The KU researcher said the importance of SCDC is revealed by these three different lineages of animals that independently have evolved different cellular mechanisms to address the same biological puzzle posed by sex chromosomes and genetically determined sex.
“This convergence points to the great important of SCDC as a phenomenon in biology,” Walters said. “Understanding the similarities and differences in these mechanisms from different species, and in their evolutionary histories, should tell us a great deal about fundamental principles about how genomes function and evolve.”
He hopes to shed light on the mechanism by looking at species that are exceptions to the norm. According to Walters, many animals such as birds and snakes have “reversed” sex chromosomes, where the female has the genetic imbalance.
“Strikingly, for reasons that scientists don’t yet understand, there is not SCDC in these species,” he said. “These are relatively recent discoveries, from the last couple of years, and researchers are still struggling to understand why the uncompensated gene imbalance does not cause big problems for the XY females."
This is where Walters’ long research interest in the genetics and evolution of butterflies and moths comes into play. These species have “reversed” genes, where the female has the genetic imbalance, he said.
“But unlike birds and snakes — and like flies and mammals — moths and butterflies do appear to have SCDC that mitigates gene dosage differences between the sexes. So, in essence, moths and butterflies appear to be ‘an exception to the exception’ when it comes to patterns of SCDC."
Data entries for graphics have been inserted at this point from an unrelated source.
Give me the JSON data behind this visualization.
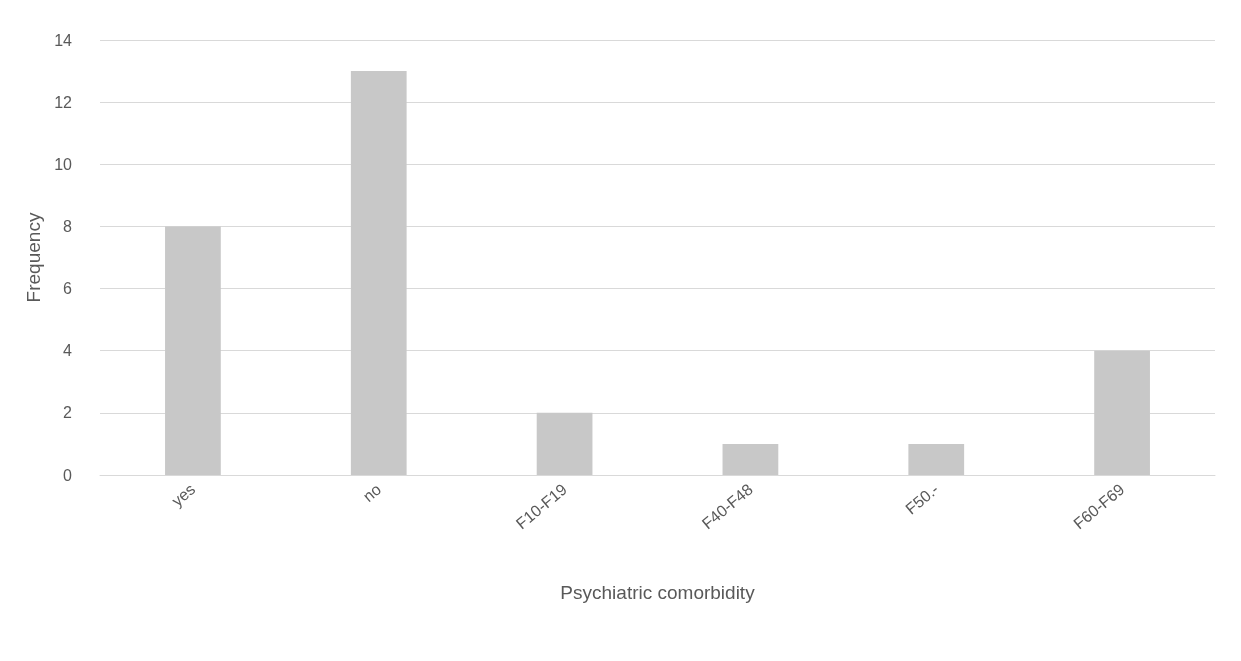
{
  "chart_data": {
    "type": "bar",
    "xlabel": "Psychiatric comorbidity",
    "ylabel": "Frequency",
    "categories": [
      "yes",
      "no",
      "F10-F19",
      "F40-F48",
      "F50.-",
      "F60-F69"
    ],
    "values": [
      8,
      13,
      2,
      1,
      1,
      4
    ],
    "color": "#c8c8c8",
    "ylim": [
      0,
      14
    ],
    "yticks": [
      0,
      2,
      4,
      6,
      8,
      10,
      12,
      14
    ],
    "grid": "y"
  }
}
Walters said the primary goal of his NSF grant is to expand the sampling of SCDC to many other species of moths and butterflies — and to a related group of insects, the caddis flies, which share the same “reversed” sex chromosome.
“This provides an assessment of how widespread SCDC is for this group of insects,” he said. “A second goal of the grant is to better characterize how sex chromosomes evolved in this group of insects. We don’t know much about the origins of X and Y chromosomes in moths and butterflies, and understanding this is essential for understanding the patterns of SCDC we hope to uncover.”